Dans son introduction, Henri Soula rappelle à juste titre combien il est aujourd’hui difficile de retracer la carrière d’un pilote militaire ayant rejoint les lignes Latécoère – ou tout autre compagnie d’ailleurs ; on sait qu’un grande partie des archives de l’Aéronautique ont disparu dans la débâcle de 1940, et l’état de celles des premiers transporteurs n’est guère plus brillant, soit qu’elles ont aussi disparu, soit qu’elles sont dispersées dans des collections privées difficiles d’accès.
Les quelques carnets de vol et autres documents auxquels l’auteur a pu se référer n’apportant que peu d’informations, il n’est pas surprenant qu’il ait pris le parti de recourir à la bibliographie traditionnelle de l’aventure de la ligne vers l’Amérique du Sud, comme il l’avait déjà fait en 2004 dans un petit ouvrage consacré à Edmond Lassalle. Si ce dernier, à cause d’une carrière malheureusement stoppée brutalement en 1927, reste relativement anonyme, les allusions à Henri Rozès sont beaucoup plus fréquentes, une figure haute en couleurs que n’ont pas manqué de signaler les chroniqueurs de la Ligne, et qui va se révéler au fil des années une sorte d’intermédiaire entre l’intransigeant Didier Daurat et ses pilotes.
Henri Soula a incontestablement parcouru un grand nombre d’ouvrages, et il parvient à retenir notre attention lorsque par exemple il se penche sur ce phénomène de mystique de la Ligne, mais on peut malheureusement craindre que son projet ait été par trop ambitieux au regard des la faible quantité de réelles informations concernant le pilote occitan. Ou alors, si le but de l’ouvrage était de brosser une vaste fresque de cette épopée, il eût été nécessaire de revenir bien davantage aux sources primaires au lieu de se contenter d’un patchwork de (très) larges passages puisés dans la bibliographie, où l’on peine parfois à retrouver Henri Rozès.
La suite de la riche carrière de ce pilote est difficile à faire resurgir, quand il quitte ce qui est devenu l’Aéropostale en 1929, pour rejoindre les « Lignes Farman ». Le chapitre consacré à ce passage étant largement recopié du formidable numéro d’Icare consacré au même sujet, autant s’y référer directement.
À propos de sa carrière toulousaine sur l’aérodrome de Francazal, les éléments sont encore plus rares, au-delà de quelques « légendes familiales », concernant une école de pilotage et une station service Caudron.
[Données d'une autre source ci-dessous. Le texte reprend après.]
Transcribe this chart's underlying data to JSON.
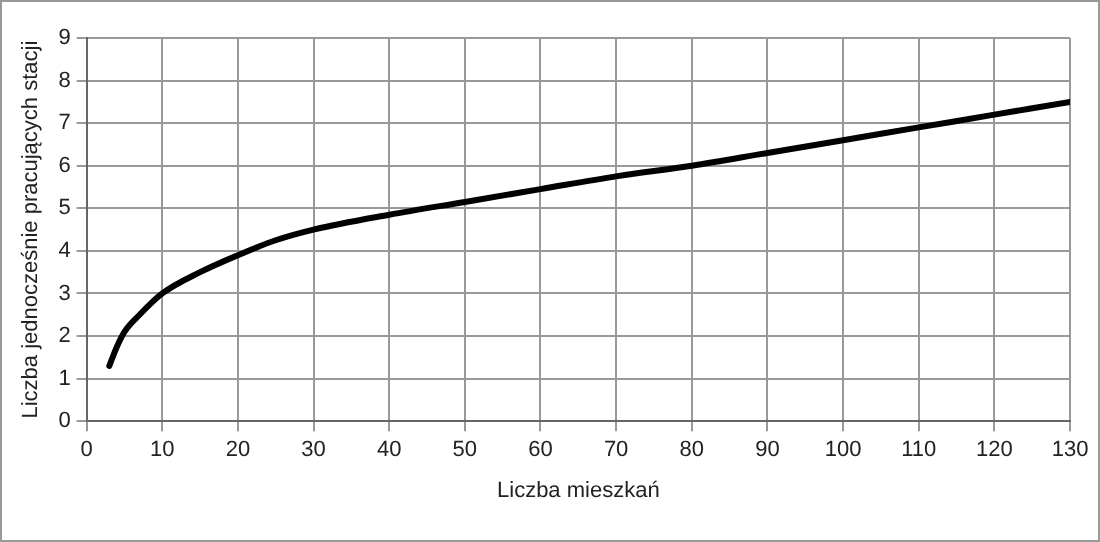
{
  "chart_data": {
    "type": "line",
    "xlabel": "Liczba mieszkań",
    "ylabel": "Liczba jednocześnie pracujących stacji",
    "x": [
      3,
      4,
      5,
      7,
      10,
      15,
      20,
      25,
      30,
      40,
      50,
      60,
      70,
      80,
      90,
      100,
      110,
      120,
      130
    ],
    "series": [
      {
        "color": "#000000",
        "values": [
          1.3,
          1.75,
          2.1,
          2.5,
          3.0,
          3.5,
          3.9,
          4.25,
          4.5,
          4.85,
          5.15,
          5.45,
          5.75,
          6.0,
          6.3,
          6.6,
          6.9,
          7.2,
          7.5
        ]
      }
    ],
    "xlim": [
      0,
      130
    ],
    "xticks": [
      0,
      10,
      20,
      30,
      40,
      50,
      60,
      70,
      80,
      90,
      100,
      110,
      120,
      130
    ],
    "ylim": [
      0,
      9
    ],
    "yticks": [
      0,
      1,
      2,
      3,
      4,
      5,
      6,
      7,
      8,
      9
    ],
    "grid": true,
    "legend": false,
    "marker": "none",
    "line_style": "solid"
  }
}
Il se trouve à cette époque impliqué dans les débuts de la guerre d’Espagne en acheminant clandestinement l’un des généraux conjurés de France en Espagne, mais son rôle est des plus limités, sans rapport avec le long chapitre consacré au sujet, lui aussi très largement recopié de l’ouvrage de Jean Massé Des avions pour l’Espagne.
Au final, notre impression est très proche de celle que nous avions eue devant le premier ouvrage de l’auteur : les spécialistes de la Ligne pourront trouver quelques informations inédites extraites des rares sources inédites, qui – pour ne rien arranger, comme la première fois – auraient mieux trouvé leur place en annexe et dans une mise en page moins rudimentaire. Le tout est complété par un certain nombre de photos pour certaines inédites, lesquelles auraient mérité une bien meilleure qualité de reproduction.